“I pretended I had not observed the little scene and did my best not to look in her direction. I got through as quickly as I I could and relieved her of the embarrassment of my presence. As I was paying my check the waiter asked me if I knew whether the other man was coming back. Before I could reply, the girl said, ‘No’; then bit her lip as if mad at herself for speaking.
“She returned to her section after a long time, over an hour. She sat staring out into the darkness for a half-hour more. Then she got up and stepped across the aisle to me. She said:
“ ‘I must ask you to do me a favor. You will think it’s queer, but I can’t help it. You saw the man leave the table when I sat down. I want you to find him and give him this note. I would ask the porter, but I am afraid he might give it to the wrong person. The man is probably in the club car. Just hand him the note. Then come back and tell me. Will you do it?’
“I found him in the club car, delivered the note she had entrusted to me, and returned and reported.
“She said: ‘I am very, very grateful.’
“And then I went forward to the club car again and sat down to be out of the way when he came to her, as I felt sure he would.
“He was at the desk writing, but soon he rose and left. I was in quite a fever of curiosity and it strained my willpower to stay where I was and not follow him and witness ‘Act Two.’ I tried to read and couldn’t. When I finally turned in, close to midnight, the girl’s berth was dark and the curtains drawn.
“I got up at Elkhart. The curtains were open across the aisle, but there was no sign of the girl. There was still no sign of her as we pulled into Englewood. I called the porter and asked whether he had seen her since the night before. He said why, yes, he had seen her around five o’clock, when he had helped her off the train at Toledo. ‘Toledo!’ I exclaimed. ‘I thought she was going through.’ The porter said he had thought so, too, but she must have changed her mind. I inquired if he had seen her talking with a handsome dark man. He said no; that the only real dark man he had seen on that car was himself, and he wasn’t so handsome.
“I stood on the platform in the La Salle Street Station till all the passengers were off. The girl was not among them; I’m sure of that. But the ‘Spaniard’ was, and escorting him were two men obviously detectives, if they have detectives in Chicago.
“In the two days I was there, I read every story in every paper, trying to find a solution to ‘my mystery,’ but without success. And that’s all there is to it, except that Cohan turned down my play.”
“Very interesting!” Mr. Osborne remarked. “I believe if I had been you, I’d have followed the man and his escort, just to satisfy my curiosity.”
“I’d have done that,” said Garner, “if I hadn’t thought there was still a chance that the girl would appear.”

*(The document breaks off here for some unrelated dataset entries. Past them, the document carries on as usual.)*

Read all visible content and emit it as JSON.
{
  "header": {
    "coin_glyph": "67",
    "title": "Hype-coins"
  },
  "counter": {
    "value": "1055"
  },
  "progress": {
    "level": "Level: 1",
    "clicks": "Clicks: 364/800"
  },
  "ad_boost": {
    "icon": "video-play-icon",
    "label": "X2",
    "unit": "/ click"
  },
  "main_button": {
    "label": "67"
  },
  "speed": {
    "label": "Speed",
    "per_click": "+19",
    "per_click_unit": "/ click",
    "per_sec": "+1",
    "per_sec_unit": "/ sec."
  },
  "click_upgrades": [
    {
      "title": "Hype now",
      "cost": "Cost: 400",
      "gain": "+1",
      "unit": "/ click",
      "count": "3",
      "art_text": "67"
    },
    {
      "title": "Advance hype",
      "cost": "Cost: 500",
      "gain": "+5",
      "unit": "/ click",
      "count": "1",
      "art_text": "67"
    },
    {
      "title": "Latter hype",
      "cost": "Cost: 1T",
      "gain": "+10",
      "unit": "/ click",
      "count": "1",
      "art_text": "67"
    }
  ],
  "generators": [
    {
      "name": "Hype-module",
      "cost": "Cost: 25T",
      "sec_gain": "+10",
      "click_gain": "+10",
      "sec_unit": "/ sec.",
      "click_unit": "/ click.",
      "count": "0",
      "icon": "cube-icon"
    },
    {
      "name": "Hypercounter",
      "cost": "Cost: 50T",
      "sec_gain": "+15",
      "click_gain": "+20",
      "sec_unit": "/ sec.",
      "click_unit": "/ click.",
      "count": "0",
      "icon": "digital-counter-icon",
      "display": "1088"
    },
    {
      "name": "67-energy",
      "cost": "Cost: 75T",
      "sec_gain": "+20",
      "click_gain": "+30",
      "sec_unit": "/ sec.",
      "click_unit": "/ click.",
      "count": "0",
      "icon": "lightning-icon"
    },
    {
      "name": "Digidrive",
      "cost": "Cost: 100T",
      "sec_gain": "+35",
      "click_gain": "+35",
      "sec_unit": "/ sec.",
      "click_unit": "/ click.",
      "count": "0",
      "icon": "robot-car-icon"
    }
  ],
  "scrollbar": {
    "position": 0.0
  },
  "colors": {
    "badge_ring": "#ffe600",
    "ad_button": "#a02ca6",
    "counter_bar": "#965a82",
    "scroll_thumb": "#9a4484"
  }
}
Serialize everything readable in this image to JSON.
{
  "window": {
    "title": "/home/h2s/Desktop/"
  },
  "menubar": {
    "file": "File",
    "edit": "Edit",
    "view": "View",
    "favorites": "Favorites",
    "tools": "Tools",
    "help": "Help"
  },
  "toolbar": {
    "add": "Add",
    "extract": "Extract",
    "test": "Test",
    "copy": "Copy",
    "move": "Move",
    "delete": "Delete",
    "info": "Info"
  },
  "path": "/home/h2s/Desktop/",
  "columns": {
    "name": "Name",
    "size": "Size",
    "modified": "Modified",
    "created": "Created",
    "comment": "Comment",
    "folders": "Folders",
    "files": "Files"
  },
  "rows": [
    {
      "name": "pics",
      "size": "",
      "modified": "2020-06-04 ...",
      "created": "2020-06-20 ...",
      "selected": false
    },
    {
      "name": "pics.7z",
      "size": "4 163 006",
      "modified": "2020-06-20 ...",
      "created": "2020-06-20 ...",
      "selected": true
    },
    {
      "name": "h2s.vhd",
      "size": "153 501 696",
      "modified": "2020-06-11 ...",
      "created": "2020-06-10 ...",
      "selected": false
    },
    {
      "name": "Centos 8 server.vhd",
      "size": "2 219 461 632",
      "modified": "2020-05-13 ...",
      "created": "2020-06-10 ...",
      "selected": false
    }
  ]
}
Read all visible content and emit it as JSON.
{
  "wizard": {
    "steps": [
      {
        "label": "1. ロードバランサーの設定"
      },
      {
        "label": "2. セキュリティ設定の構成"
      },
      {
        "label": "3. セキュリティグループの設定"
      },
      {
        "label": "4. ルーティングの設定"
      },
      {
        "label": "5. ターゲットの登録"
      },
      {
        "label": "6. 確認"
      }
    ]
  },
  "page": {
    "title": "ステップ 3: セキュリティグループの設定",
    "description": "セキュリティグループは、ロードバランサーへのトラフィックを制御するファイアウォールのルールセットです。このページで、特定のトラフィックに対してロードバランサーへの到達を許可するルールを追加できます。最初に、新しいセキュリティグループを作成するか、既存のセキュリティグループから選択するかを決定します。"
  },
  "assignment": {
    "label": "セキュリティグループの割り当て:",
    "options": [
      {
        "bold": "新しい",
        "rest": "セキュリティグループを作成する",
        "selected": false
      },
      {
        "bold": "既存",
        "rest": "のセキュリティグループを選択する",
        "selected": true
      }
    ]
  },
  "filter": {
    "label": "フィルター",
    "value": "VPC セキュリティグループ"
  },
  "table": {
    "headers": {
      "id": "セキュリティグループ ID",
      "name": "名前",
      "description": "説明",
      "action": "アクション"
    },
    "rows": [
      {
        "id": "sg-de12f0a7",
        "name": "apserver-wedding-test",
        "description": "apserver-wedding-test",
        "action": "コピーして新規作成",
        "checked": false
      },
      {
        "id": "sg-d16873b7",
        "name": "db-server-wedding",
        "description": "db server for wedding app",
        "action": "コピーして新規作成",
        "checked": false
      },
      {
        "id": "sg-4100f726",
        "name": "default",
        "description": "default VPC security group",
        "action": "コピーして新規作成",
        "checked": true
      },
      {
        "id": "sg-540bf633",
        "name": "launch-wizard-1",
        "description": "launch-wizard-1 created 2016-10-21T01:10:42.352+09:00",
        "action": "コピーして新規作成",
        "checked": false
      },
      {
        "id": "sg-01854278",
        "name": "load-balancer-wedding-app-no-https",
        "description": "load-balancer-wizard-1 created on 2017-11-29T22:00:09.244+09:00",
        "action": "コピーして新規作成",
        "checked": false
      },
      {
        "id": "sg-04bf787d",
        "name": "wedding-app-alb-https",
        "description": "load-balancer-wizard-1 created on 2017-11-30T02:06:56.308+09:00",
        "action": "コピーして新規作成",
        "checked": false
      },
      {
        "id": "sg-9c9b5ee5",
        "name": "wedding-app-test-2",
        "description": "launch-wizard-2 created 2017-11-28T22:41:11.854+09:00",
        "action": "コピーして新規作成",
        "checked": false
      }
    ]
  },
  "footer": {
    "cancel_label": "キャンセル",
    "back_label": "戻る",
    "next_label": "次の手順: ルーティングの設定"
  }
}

Charley Speed was back from the committee meeting. He and his guest bade the young playwrights goodbye and went out. Blades and Garner discussed the man they had just met.
“He tells dialect stories well,” said Blades.
“If that’s possible,” said Garner. “To me, his own experiences are a lot more interesting.”
“But I think,” said Blades slowly, “I think somebody else told me that same stuff about Lindbergh and—”
“Yes,” interrupted Garner, “and I’m under the impression that the one about Fred Stone isn’t new to me. In fact, I’m pretty sure I heard it from Rex Beach and that Rex was with Stone when it happened.”
Two years later Blades and Garner, now credited with a couple of Broadway hits, were guests at a “small” dinner party given by Wallace Gore, the publisher. Their host presented them to Mr. Henry Wild Osborne, who acknowledged the introduction as if it were a novelty.
Osborne sat between two adoring women who managed to keep him to themselves through the soup. But he was everybody’s property and soon was regaling the whole table with up-to-the-minute episodes in the careers of O’Brien and Berlinsky. He ran out of them at last and his host said: “Harry, I wonder if you’d mind telling these people about your Chicago trip.”
“What Chicago trip?”
“About the girl and the foreigner.”
“Oh, that!” said Osborne. “Well, if you think they’d be interested.”
“Of course they would!”
“Please, Mr. Osborne!”
“All right, then,” said Osborne; “but I trust you folks not to spread it around. The Chicago police made a secret of the real facts and I promised them I wouldn’t divulge it to any of my friends of the Fourth Estate.”
He took a swallow of wine and began:
“It was a month ago I had a wire from Charles Dawes, asking me to come out there and advise him in a little matter—Well, we won’t go into that. I boarded the Broadway Limited and was settling down to a little session with de Maupassant when I noticed a beautiful girl, an authentic, perfect blonde, in the section across from me.
“I am past the age for train flirtations but this girl held my attention by the expression on her face, a look of ineffable sadness, of tragic longing for—I knew not what.